Tuesday, January 29, 2008

The Knight in Shining Armor Syndrome

Honoring a request, I attended and spoke at the board of education meeting at Hillsborough Monday evening on random drug testing. A more gracious board of education you could not ask for. Many, many comments I have heard repeatedly over the years but here are a few I want to address.

It was only a very small minority but it was new to me to hear that drug testing is just the wave of the future. Just don’t give it a thought. No qualms about its effectiveness. I was sad to witness Americans abandon the 4th Amendment of the Constitution, few though they were. I do not have the patience for people with so little regard for the Constitution. As Ben Franklin says, they do not deserve it.

Personal surveillance technology will continue to march forward and invading our privacy will be less intrusive or personally repugnant, although I think the students who are marched before their peers to the nurse’s office to give urine samples will not feel it is not a repugnant experience. Just because it is not deemed so intrusive, is it any the less the suspicion-less search that the 4th Amendment is intended to prevent? Where will we draw the line?

The second is a point I hear repeatedly--- that parents fail so the school should step in. Let me start out by noting that I respect the education my daughters received at Hunterdon Central and I know that Hillsborough too is fine school district. But are educators the knights in shining armor they believe they are?

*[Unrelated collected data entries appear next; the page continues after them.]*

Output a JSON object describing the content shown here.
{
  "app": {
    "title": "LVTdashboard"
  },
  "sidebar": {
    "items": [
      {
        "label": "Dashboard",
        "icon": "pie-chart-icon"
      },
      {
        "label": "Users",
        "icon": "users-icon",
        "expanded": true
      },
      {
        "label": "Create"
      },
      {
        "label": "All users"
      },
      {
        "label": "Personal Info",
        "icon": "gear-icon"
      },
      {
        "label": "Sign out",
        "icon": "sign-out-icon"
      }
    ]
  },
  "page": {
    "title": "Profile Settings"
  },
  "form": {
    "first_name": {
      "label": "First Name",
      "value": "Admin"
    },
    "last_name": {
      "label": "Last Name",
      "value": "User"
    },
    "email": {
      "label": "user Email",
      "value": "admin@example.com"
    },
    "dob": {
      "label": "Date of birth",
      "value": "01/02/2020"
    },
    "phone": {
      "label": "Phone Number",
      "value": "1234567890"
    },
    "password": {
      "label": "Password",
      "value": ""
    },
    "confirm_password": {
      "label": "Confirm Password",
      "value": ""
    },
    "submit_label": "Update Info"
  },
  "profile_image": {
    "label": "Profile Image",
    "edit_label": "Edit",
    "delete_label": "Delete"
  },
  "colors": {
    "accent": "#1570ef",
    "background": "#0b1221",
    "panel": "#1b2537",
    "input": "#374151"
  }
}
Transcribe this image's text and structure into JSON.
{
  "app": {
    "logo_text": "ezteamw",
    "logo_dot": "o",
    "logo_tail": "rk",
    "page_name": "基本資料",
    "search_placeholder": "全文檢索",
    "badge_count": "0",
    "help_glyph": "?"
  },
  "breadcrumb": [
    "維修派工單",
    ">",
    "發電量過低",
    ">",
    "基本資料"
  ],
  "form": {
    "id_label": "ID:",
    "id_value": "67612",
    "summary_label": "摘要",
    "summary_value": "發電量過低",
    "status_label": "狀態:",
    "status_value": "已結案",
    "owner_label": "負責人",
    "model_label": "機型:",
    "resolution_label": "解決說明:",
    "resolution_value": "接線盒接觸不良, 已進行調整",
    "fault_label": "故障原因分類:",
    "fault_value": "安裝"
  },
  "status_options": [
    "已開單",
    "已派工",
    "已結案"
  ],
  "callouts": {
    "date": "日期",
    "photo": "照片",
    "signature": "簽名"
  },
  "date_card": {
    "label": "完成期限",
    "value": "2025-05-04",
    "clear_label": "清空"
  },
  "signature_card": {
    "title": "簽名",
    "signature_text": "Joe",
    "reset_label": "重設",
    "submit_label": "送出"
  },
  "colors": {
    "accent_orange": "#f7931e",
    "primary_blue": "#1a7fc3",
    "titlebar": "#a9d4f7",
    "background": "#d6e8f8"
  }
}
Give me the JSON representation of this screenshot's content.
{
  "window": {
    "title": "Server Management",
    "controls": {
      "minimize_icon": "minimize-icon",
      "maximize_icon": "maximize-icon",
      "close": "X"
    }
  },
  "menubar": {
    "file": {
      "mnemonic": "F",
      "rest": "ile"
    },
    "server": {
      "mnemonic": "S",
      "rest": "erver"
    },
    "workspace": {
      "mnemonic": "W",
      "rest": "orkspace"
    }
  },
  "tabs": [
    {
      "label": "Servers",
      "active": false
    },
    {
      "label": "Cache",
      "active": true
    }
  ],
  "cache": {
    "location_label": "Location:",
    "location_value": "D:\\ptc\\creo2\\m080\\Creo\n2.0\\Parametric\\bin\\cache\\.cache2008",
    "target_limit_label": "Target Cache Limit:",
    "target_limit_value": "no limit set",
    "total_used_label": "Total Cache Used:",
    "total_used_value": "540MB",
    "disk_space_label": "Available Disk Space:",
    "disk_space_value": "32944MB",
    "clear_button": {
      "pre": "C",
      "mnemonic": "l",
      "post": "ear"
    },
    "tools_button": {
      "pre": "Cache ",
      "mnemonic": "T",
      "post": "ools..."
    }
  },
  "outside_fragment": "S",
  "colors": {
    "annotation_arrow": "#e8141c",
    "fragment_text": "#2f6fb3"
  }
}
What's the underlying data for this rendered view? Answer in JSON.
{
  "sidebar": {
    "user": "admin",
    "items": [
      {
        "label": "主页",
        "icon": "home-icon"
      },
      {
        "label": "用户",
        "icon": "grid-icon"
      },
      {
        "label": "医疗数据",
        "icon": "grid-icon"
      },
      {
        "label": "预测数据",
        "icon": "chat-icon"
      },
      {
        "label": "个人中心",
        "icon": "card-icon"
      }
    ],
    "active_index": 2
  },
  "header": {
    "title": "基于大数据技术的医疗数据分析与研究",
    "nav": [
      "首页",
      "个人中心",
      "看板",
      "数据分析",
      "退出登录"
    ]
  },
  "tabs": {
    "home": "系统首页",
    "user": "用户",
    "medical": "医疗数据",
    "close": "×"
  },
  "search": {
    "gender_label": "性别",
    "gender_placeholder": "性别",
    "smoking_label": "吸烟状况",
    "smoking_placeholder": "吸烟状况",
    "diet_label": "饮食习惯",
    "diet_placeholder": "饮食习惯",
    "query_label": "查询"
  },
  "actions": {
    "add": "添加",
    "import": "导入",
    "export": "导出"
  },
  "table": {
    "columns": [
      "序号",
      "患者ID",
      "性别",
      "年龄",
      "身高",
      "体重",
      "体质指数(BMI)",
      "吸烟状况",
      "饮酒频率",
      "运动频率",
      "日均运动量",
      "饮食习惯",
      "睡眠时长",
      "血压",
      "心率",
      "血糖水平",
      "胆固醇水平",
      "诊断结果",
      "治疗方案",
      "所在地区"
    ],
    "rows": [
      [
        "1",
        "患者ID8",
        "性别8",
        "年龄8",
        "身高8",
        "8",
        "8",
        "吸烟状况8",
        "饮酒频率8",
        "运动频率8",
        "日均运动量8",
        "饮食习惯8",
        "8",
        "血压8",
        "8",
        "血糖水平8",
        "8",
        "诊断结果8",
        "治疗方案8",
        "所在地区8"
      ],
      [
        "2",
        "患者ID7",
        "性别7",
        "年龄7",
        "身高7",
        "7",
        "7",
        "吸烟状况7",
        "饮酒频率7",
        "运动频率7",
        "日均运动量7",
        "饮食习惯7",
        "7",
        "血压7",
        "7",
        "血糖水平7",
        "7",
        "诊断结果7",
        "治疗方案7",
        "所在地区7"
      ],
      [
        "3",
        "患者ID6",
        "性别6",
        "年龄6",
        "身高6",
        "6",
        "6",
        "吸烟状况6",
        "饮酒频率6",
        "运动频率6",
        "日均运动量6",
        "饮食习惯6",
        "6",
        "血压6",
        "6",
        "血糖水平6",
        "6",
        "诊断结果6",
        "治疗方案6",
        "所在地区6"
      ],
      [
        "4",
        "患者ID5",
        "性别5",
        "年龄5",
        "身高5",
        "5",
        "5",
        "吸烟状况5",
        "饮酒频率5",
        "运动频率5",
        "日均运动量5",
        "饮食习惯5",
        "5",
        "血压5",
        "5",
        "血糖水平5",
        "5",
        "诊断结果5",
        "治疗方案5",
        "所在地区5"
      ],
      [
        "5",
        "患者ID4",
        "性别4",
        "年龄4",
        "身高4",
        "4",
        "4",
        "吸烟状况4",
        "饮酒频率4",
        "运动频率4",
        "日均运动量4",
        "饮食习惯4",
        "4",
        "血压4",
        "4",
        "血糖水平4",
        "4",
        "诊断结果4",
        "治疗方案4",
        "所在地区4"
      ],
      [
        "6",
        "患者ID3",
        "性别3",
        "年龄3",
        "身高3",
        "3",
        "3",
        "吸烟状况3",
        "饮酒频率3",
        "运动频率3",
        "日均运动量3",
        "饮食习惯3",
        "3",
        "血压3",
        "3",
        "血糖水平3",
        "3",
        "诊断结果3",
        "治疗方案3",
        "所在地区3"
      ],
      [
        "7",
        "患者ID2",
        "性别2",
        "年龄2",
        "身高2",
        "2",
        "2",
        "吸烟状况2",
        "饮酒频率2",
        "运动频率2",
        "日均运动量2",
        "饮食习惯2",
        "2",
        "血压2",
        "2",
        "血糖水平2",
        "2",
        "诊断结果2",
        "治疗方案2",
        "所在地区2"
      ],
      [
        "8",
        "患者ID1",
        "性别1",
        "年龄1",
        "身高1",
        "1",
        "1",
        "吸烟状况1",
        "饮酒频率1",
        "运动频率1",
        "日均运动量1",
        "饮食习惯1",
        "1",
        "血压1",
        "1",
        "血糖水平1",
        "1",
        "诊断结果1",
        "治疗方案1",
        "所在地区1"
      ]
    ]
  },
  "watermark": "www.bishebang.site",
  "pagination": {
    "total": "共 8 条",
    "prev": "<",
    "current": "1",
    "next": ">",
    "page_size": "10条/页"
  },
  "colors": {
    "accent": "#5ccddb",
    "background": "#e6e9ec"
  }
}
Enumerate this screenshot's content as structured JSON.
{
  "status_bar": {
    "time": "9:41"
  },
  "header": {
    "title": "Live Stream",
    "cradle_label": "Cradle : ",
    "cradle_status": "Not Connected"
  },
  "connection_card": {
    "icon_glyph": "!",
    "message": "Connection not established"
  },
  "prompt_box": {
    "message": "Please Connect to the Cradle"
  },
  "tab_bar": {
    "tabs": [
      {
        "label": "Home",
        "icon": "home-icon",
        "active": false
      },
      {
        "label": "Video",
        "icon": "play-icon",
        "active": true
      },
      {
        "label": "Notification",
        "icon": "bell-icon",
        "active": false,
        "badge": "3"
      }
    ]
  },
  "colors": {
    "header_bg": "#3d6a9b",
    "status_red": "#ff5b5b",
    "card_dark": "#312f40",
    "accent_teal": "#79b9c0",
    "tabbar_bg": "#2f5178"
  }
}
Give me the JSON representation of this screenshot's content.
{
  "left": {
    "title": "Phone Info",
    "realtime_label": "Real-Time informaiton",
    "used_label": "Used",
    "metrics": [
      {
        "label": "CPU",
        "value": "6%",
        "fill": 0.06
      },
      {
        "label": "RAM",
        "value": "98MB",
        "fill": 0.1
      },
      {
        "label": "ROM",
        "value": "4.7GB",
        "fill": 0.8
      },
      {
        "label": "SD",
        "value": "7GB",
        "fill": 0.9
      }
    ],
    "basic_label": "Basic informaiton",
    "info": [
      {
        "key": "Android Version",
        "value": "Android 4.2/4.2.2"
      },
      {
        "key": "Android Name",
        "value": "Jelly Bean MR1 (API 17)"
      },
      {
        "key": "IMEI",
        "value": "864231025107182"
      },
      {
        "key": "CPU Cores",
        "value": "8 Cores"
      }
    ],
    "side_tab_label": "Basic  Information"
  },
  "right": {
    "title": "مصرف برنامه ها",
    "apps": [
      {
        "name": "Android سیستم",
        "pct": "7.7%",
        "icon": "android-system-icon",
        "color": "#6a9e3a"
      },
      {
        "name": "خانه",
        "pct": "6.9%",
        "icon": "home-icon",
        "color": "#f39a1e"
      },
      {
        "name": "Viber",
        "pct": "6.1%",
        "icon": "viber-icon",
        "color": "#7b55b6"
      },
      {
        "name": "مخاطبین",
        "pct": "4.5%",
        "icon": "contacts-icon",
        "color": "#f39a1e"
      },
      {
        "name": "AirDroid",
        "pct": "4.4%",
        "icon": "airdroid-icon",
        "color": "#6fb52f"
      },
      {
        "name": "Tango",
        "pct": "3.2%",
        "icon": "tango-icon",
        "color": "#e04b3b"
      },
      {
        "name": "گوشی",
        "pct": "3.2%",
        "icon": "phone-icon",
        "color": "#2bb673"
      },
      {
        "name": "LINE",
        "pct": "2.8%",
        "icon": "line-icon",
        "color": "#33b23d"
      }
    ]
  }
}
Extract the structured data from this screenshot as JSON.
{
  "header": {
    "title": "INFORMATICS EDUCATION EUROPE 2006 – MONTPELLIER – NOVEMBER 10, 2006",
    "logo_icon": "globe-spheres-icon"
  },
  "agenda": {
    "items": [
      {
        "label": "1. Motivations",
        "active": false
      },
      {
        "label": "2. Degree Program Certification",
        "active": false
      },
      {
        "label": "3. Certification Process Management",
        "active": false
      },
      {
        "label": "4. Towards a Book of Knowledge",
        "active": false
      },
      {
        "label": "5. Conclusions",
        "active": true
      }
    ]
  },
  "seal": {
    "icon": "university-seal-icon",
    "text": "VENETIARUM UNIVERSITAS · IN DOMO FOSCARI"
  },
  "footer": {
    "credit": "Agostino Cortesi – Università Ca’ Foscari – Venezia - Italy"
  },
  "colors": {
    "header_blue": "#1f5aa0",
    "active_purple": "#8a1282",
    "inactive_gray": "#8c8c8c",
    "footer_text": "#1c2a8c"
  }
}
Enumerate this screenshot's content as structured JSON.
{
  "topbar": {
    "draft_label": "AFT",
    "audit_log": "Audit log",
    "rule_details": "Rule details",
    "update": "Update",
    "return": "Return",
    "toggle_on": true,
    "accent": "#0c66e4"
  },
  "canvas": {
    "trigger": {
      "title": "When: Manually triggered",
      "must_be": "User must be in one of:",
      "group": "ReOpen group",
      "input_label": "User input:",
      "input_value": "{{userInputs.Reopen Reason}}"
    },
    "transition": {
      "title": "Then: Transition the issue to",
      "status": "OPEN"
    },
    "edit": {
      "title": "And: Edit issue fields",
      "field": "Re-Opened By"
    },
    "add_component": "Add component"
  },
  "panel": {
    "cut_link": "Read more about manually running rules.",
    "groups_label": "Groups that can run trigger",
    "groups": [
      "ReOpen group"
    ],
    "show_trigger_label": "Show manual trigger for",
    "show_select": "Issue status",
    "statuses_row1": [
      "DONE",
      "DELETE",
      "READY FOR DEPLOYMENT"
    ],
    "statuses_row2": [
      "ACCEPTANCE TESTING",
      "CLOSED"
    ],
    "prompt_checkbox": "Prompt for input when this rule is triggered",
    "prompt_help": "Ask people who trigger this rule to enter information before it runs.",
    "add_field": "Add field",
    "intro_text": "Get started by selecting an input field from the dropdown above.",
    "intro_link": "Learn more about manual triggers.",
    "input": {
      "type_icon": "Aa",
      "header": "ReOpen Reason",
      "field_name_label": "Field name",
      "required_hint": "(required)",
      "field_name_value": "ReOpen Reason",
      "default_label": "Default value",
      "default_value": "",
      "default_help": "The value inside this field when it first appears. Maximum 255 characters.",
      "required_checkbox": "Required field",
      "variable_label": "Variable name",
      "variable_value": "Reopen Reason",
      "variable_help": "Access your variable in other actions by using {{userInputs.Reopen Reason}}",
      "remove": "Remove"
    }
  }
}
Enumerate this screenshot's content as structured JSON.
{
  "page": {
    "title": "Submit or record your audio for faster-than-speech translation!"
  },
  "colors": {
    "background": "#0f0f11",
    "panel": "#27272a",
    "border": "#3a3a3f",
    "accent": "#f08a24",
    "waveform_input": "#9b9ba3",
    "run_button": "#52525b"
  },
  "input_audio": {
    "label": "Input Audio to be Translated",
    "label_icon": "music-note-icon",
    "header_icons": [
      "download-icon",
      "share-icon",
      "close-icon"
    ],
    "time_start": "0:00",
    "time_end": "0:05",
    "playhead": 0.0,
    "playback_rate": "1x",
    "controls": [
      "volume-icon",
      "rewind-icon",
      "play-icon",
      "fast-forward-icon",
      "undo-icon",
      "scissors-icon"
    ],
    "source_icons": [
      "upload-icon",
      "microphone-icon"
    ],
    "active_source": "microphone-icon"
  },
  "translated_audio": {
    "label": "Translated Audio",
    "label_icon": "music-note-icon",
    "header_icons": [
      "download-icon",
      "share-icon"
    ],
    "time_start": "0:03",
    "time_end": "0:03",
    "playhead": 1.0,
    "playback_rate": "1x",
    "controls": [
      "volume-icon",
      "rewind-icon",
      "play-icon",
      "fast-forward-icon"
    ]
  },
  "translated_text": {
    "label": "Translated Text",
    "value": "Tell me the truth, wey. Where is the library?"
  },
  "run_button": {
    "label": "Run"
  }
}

Too often educators take on the air of superiority when telling parents that they see these clueless parents and they, more wise educators, can address these failures. Then all will be well. When schools take on the job of parenting, all they are doing is enabling slacker parents to slack off all the more, or to feel more incompetent. As a parent I say, these drug- abusing students have been in your care, educators, for very significant periods of time too. Maybe the failure here is equally yours and ours to share. So please be careful with the knight in shining armor syndrome.

To those who have suffered loss due to drug abuse, my heart goes out to you, however schools do not serve the students and their needs with a program that does not work. Random drug testing, stripped of all the emotion and wishful thinking, has been demonstrated to be ineffective by the comprehensive University of Michigan study that was released some nine months after the Joye vs. Hunterdon Central decision was rendered. It is not courageous to adopt such a program. It is foolish. Schools districts can pilot a voluntary program and evaluate it for themselves.

Hunterdon Central out-muscled its parents by telling us that random drug testing would be the beginning of the end of the problem here. It was vital to our salvation given the results of a survey selected and underwritten by Roche, a drug company, that stands to profit from en masse testing. Now Central back peddles telling us that it makes the school have a nicer atmosphere, more manageable. What a come down. On the flip side, schools also take parents to court to force them to put their children on drugs like Ritalin, very often just rambunctious little boys. So we put them on drugs at the school’s behest and then we test them later down the road in order that things go easier at school. There is something very wrong here, everyone’s dependence on drugs to get what they want.

Ninety six percent of pain patients do not get psychologically addicted to pain medications, even if they are physically dependent and need to be weaned off of them slowly to avoid the side effects of withdrawal. The overwhelming majority of students are not drug abusers. This shows that drugs are not simply an untamable temptress whose lure cannot be withstood. Substance abuse is a reflection of serious loneliness and emotional disconnect. The baby boomers have shifted from a child -centered culture to the “me “centered culture. Our children’s favorite toys--- the Internet and computer games, IPods, TV’s in their bedrooms--- are our technological babysitters. They push our children into further emotional disconnect and isolation day after day, hour after hour.

Our children are from split homes expected to deal with the loss of affection and stability that comes with rampant divorce. Our children are alone with working parents, too many times not needing the money but out there fulfilling themselves. They shower their children with material goods and the enlightened expectation that these children live up their potential, whatever that may mean. Students today are unmannerly or anti social. We see fourth grade students with migraines and pulling out their hair---little fourth graders. There is abject cruelty in light of the pressure to perform these children contend with today.

Our children are manifesting every manner of stress reaction thinkable. Suicide, cutting, substance abuse, eating disorders, pregnancy and promiscuity, cheating, rudeness. Parents are the demonstrated anti- drug. We can fix this. But instead of having our undivided attention, personal warmth, time and presence, supervision and rules, instead of cultivating the emotional bonds and connection and our protection, the boundaries our children can rely on, we want to offer them the comfort of a testing cup. It is simple. We can stay detached, mechanical and isolated while testing makes adults feel good and responsible, no matter that it does not work. We are detached and isolated from them too. You see, it is the drug that is to blame, temptress that it is, not us or our priorities. We are at its mercy, so very helpless. Baloney. How wrong can we be in addressing this problem? We can continue to ignore the devastating effects of the “me” culture by implementing a program that is shown not to have any effect while ignoring the answer that is evident. We can sidestep the long, hard slog. But in the end we cannot fool Mother Nature. Love, nurturing, emotional fulfillment that are basic human needs necessary to be met to have healthy children will never be realized by providing a testing cup.